In 2011, the amount of residences rose further to 280 and the amount of households with at least one resident was 263.

Currently, the average house price for a detached house in Wetheringsett-cum-Brockford is £440,000. The average price for a terraced house is £145,000.

==Transport and education==
Wetheringsett-cum-Brockford does not have its own railway station. Brockford was home to the Mid-Suffolk Light Railway, however this closed down in 1952. The closest railway stations to Wetheringsett-cum-Brockford are in the surrounding areas of Stowmarket, Needham Market and Diss, with Stowmarket Railway Station being the closest.

Wetheringsett-cum-Brockford is home to one primary school, the Wetheringsett Church of England Voluntary Controlled Primary School. The school has 80 pupils, aged 4 through to 11, and is situated on Church Street, next to the All Saints Church. In the 2012 Ofsted inspection, the school received a 'Good'. In 2018 the school now has 42 students and got a 'requires improvement' on there off stead report

Mendlesham Primary School is a school within 3 miles of Wetheringsett-cum-Brockford. This school has 70 pupils and received a 'Good with Outstanding Features' in its recent Ofsted inspection.

==Places of interest==
Wetheringsett-cum-Brockford has one place of worship, namely All Saints’ Church. This church was almost all rebuilt in the 15th century and the surrounding cemetery features headstones dating back to the 18th century. All Saints’ Church also contains one war memorial.

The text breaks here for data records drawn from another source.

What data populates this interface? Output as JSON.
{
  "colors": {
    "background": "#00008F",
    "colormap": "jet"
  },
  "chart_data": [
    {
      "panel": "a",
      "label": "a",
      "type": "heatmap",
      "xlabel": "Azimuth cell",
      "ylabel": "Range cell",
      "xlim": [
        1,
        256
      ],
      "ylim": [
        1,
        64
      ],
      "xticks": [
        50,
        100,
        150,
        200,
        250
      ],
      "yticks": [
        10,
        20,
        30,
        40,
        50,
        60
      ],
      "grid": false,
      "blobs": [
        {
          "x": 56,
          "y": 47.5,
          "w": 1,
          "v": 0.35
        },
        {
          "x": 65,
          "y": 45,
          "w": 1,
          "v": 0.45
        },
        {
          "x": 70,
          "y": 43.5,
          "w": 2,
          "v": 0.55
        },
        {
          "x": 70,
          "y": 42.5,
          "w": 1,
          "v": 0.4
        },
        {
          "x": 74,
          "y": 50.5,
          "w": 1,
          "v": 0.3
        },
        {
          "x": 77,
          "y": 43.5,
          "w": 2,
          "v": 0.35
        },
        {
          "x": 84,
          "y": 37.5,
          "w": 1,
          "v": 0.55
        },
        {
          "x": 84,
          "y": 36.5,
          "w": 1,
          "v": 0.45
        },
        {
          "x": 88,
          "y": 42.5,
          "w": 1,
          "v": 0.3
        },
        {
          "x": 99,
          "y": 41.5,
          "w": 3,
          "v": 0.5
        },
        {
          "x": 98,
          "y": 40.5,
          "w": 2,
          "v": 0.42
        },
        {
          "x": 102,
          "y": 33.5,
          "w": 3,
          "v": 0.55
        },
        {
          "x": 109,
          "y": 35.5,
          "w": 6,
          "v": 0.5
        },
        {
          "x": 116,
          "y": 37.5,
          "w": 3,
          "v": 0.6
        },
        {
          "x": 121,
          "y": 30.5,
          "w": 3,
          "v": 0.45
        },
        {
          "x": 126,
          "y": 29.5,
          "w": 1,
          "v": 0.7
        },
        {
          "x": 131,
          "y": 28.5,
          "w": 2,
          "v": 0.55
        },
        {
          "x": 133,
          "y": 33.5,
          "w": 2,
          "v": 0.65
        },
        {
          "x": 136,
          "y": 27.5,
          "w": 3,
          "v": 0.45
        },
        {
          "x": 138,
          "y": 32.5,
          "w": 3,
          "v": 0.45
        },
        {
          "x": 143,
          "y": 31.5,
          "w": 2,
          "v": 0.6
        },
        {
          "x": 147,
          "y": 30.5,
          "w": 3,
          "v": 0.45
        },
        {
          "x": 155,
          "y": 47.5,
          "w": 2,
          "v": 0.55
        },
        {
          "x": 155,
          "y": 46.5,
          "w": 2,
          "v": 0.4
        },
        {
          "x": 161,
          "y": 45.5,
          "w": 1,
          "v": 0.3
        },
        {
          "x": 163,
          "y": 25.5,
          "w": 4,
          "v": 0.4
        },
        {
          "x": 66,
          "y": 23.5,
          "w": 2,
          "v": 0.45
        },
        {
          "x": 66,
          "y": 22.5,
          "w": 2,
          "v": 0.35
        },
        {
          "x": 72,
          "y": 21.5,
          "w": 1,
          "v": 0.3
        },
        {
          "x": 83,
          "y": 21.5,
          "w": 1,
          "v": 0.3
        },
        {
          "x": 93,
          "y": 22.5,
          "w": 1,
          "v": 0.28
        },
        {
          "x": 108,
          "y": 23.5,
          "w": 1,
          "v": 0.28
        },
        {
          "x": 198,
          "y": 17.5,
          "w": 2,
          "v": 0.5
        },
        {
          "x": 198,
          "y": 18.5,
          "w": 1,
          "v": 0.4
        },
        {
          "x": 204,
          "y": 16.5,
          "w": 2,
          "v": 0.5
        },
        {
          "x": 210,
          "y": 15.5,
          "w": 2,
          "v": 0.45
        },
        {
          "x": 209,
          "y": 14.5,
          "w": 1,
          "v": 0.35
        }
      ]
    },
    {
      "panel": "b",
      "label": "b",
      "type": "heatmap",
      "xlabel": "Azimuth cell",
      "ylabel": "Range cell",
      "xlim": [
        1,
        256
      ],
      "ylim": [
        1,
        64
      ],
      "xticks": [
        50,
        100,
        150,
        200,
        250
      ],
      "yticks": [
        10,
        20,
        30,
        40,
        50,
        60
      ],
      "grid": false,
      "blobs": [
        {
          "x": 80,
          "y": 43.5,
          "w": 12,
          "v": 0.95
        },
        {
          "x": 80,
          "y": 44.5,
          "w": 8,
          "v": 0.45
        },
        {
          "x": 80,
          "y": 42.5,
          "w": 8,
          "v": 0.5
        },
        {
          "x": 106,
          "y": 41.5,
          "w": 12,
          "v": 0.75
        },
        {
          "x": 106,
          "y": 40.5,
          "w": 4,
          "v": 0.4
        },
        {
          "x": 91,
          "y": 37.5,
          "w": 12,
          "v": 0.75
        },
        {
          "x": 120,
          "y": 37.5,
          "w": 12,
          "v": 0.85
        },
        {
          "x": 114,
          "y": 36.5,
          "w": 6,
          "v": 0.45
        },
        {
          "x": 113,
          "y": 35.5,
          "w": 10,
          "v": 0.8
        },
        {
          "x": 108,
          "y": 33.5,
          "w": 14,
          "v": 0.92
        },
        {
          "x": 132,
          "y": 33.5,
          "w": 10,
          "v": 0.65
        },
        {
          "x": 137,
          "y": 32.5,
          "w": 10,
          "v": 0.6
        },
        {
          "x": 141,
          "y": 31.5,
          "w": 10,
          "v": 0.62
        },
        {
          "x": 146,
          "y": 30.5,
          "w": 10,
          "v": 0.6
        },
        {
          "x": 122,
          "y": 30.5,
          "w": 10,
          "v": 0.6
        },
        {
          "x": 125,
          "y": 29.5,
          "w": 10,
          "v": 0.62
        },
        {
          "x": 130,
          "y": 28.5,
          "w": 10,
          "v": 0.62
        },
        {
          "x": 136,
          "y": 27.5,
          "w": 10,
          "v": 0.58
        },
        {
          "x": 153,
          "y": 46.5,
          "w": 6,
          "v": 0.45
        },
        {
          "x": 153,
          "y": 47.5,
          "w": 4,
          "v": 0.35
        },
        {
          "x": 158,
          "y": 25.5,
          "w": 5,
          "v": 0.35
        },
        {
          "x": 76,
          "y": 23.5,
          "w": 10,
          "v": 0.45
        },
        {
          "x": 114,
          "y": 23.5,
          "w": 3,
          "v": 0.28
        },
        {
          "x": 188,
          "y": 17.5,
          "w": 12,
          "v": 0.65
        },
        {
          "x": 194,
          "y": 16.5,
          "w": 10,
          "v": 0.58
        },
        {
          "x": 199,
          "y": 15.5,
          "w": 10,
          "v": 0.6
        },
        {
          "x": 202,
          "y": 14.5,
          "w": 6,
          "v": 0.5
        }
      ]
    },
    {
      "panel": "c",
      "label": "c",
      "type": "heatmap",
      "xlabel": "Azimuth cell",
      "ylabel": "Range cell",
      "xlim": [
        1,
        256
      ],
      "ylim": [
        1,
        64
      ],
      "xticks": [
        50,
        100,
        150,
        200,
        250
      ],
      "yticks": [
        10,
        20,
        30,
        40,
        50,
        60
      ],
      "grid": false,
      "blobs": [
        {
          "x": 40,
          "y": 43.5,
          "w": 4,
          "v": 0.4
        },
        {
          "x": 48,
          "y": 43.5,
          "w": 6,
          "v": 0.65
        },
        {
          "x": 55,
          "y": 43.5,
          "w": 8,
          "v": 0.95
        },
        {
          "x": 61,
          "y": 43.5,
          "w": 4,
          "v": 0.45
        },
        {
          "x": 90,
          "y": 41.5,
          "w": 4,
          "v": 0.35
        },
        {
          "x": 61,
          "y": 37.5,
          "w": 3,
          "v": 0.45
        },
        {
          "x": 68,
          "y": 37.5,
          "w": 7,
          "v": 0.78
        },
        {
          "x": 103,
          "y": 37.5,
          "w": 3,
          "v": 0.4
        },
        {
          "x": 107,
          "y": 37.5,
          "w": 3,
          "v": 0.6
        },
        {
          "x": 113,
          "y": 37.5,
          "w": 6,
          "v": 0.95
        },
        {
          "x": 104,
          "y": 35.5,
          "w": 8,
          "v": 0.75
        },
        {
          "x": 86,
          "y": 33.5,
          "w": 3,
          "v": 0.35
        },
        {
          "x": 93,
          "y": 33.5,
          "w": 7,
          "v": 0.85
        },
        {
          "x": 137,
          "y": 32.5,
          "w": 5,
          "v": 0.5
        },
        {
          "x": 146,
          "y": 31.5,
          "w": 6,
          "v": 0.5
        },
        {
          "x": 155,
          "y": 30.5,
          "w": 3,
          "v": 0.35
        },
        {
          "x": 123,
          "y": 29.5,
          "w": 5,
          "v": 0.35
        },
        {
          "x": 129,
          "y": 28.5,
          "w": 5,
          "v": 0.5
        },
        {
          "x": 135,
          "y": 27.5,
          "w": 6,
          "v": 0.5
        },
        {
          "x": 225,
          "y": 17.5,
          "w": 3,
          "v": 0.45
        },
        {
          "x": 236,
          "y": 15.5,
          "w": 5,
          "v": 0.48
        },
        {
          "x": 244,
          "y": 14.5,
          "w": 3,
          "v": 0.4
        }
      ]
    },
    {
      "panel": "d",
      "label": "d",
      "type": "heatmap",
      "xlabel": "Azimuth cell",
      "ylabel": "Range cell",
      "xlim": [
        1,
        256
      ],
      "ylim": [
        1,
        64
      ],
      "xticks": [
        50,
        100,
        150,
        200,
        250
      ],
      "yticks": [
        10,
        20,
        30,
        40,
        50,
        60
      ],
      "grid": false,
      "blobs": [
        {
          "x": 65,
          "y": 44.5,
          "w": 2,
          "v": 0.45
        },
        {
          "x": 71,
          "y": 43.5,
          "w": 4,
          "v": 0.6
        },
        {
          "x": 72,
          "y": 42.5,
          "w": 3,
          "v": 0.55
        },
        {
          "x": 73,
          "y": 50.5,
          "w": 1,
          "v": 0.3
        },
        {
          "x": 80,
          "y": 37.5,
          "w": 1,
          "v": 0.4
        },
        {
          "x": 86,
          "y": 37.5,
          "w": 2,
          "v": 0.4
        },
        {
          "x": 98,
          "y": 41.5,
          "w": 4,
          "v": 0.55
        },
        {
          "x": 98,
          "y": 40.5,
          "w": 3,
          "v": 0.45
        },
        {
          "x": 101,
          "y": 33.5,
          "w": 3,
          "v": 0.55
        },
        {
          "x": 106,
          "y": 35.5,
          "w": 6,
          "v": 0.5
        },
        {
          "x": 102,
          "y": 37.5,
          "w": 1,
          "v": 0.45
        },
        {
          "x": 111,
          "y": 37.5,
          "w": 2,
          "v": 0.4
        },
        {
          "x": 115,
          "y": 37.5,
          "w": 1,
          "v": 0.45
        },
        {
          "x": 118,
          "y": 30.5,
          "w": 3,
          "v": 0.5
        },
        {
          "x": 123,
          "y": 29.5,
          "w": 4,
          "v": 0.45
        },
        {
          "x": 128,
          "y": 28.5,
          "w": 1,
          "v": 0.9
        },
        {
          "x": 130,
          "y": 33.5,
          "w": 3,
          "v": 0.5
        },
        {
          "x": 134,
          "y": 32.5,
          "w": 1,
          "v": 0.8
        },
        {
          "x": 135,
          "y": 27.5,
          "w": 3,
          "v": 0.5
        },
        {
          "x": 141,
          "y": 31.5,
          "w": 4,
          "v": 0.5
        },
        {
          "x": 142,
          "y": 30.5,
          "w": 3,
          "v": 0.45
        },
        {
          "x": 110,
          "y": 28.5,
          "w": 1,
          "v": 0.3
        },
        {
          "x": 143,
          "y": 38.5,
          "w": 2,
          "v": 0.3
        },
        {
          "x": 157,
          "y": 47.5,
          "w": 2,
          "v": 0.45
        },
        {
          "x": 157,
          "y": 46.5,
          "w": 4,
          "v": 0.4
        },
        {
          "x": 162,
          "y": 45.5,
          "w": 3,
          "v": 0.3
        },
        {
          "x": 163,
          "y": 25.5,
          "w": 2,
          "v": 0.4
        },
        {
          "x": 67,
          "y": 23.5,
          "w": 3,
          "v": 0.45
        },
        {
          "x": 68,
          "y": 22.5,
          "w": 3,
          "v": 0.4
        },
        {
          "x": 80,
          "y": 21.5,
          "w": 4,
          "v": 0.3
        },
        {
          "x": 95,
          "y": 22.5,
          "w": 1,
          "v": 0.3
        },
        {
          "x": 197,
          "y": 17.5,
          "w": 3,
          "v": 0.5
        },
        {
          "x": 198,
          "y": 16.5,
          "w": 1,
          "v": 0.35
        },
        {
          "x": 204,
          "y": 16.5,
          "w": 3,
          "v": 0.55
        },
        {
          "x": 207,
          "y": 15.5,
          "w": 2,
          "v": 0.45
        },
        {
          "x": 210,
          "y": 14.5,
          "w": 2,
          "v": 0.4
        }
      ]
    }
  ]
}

Brockford also is home to the Mid-Suffolk Light Railway Museum. The original railway was built during the Edwardian era and the Light Railways Act 1896 (59 & 60 Vict. c. 48), allowed for the creation of the Mid-Suffolk Light Railway. The London & North Eastern Railway was introduced in 1923 and the Mid-Suffolk Light Railway Museum became part of this line a year after. However, after World War Two, the increase in road use led to the disuse of the railway. The only usage came from students travelling to and from secondary school. The railway officially closed in 1952 and in 1990, a group of volunteers created the Mid-Suffolk Light Railway Museum. The Museum is a Suffolk tourist attraction and includes photographs, artefacts and rolling stock.
The Old Post Office and attached Waveney cottage, Grade II Listed, is mentioned in Hugh Lander's 'English Cottage Interiors' as being a good example of Suffolk's heritage. The Post Office was bought by the Smith family in the early 20th century and has changed very little since that time.